The Trump administration cut the team that measures American student achievement, then canceled a dozen national assessments. The scores that remain show reading, math, and science falling for the third consecutive time. The tests that would have told us more are gone.
In 2025, the Trump administration laid off more than half the workers at the Institute of Education Sciences — the arm of the U.S. Department of Education charged with measuring student achievement and overseeing the data that comes from the tests students take nationwide. Shortly after those cuts, the department canceled approximately a dozen national and state assessments of student progress through 2032. About half of the canceled tests were planned for 12th graders.

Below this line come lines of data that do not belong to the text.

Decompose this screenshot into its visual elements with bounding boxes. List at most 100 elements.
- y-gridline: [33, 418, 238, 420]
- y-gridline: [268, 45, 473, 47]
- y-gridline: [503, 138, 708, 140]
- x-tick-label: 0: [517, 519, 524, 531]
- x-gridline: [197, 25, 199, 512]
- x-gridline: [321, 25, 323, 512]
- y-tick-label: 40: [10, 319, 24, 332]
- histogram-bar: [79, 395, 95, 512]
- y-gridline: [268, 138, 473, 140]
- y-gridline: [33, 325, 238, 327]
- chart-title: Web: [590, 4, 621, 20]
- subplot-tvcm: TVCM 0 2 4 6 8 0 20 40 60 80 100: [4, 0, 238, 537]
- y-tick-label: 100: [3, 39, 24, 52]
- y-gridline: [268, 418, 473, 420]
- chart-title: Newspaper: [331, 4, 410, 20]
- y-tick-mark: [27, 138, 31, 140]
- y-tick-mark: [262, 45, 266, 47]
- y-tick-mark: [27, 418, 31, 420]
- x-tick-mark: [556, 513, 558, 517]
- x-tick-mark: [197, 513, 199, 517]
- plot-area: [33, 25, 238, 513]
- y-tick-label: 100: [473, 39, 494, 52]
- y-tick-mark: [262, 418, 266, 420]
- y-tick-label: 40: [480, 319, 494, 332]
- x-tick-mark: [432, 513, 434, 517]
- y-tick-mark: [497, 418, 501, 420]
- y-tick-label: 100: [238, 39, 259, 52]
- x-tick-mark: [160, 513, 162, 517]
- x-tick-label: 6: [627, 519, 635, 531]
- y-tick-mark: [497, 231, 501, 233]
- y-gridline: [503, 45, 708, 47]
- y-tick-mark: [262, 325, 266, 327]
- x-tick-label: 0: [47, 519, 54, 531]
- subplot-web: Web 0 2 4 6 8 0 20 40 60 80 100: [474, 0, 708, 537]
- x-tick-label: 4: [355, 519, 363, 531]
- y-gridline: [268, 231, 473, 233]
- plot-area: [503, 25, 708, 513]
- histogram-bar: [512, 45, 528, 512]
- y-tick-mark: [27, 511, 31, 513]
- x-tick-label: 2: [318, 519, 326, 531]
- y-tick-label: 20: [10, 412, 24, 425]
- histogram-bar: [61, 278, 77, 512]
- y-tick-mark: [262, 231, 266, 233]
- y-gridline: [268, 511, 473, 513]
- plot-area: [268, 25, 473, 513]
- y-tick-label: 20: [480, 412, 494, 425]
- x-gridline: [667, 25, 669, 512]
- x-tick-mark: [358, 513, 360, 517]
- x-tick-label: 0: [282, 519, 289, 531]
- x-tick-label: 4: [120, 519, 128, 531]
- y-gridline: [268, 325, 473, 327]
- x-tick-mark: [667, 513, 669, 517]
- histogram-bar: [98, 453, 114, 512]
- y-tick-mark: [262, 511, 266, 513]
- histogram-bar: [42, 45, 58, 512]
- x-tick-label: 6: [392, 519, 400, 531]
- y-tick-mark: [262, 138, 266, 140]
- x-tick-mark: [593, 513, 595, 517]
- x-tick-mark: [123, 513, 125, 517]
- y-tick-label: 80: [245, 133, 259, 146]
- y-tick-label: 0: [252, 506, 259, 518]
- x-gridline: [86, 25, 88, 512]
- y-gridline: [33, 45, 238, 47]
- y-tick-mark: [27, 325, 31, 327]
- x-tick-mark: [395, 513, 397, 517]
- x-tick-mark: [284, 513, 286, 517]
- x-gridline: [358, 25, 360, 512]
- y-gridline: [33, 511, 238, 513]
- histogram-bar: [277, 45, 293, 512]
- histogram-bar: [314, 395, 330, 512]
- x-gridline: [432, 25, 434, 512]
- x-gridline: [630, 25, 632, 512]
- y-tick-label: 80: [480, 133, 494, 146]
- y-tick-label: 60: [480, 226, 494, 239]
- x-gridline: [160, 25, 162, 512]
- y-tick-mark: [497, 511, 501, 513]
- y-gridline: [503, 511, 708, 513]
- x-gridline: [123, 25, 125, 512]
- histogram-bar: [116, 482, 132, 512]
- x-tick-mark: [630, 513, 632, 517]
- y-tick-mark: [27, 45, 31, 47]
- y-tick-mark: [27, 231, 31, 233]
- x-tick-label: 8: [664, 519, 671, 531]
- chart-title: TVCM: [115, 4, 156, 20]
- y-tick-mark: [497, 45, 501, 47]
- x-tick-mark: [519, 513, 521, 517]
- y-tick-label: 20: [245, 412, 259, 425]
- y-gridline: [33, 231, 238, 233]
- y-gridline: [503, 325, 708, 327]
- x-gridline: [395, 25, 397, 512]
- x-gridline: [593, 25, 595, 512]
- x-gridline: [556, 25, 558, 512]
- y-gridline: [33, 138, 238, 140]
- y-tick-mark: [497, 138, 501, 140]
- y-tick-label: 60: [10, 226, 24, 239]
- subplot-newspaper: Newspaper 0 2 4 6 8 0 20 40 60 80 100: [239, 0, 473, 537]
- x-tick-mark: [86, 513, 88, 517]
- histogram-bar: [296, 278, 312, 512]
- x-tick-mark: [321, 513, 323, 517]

What the remaining data shows is not encouraging. The National Assessment of Educational Progress — known as the Nation’s Report Card and mandated by Congress — released results in 2025 showing eighth-graders’ science scores had fallen four points since 2019. Twelfth-graders’ math and reading scores each fell three points over the same period. Reading scores among fourth and eighth graders fell for the third consecutive assessment cycle. The NCES commissioner called the results sobering.
What Was Canceled and Why It Matters
The National Assessment Governing Board eliminated assessments in fourth-grade science, 12th-grade U.S. history, and writing assessments across fourth, eighth, and 12th grades — tests scheduled to be administered over the next seven years. These were not redundant tests. They measured specific subjects and age groups that the remaining NAEP assessments do not cover. Their cancellation means there will be no national baseline data on whether American students can write, understand history, or apply scientific reasoning at the grade levels when those skills are most critical to develop.
The administration also slashed billions of dollars from the National Institutes of Health and the National Science Foundation, canceling more than 400 STEM research grants. An analysis by ProPublica found that many of the canceled grants had nothing to do with the DEI themes cited as justification. A grant studying biodiversity of plants was flagged apparently because it included the word diversity. A grant training teachers to help students research urban heat islands in their communities was canceled in April 2025.
The Chronic Absenteeism Crisis Nobody Is Talking About
Separate from the federal data collapse, RAND Corporation research from the 2024-25 school year found that 30 percent or more of students in urban school districts missed 10 percent or more of school days — the threshold for chronic absenteeism. Urban districts were five to six times more likely to have these levels of absenteeism than rural and suburban districts. The finding means that in cities like Las Vegas, roughly one in three students is missing so much school that academic recovery becomes statistically unlikely without direct intervention.
The same RAND research found that about half of middle and high school students reported losing interest during math lessons about half the time or more. Students most likely to disengage said they wanted fewer online activities and more real-world applications. Teachers reported feeling unprepared to teach the growing share of students who are English language learners — now approximately 10 percent of all public school students nationally, and higher in states like Nevada.
The Data We No Longer Have
The practical consequence of eliminating the IES workforce and canceling assessments is that the United States is now in the process of making itself blind to what is happening to its children educationally. The scores that exist show a system in decline across reading, math, and science. The tools that would have told us whether that decline is accelerating, stabilizing, or affecting some students more than others — those tools are being dismantled at the same time the scores are falling.
Ted Mitchell, president of the American Council on Education, described 2025 in higher education as defined by chaos and fear. Institutions not yet singled out for cuts fear they will be next. Doctoral programs in the humanities and social sciences at schools including Brown University were canceled for the 2026-27 academic year as a direct result of funding cuts.
NAEP tests were first administered in 1969. For more than 50 years they provided a consistent, nonpartisan baseline for understanding what American students know and can do. That baseline is now being eroded by the same administration overseeing the schools the tests are supposed to measure. The scores are falling. The measuring instruments are being taken away. And the people who would have reported what comes next no longer have jobs.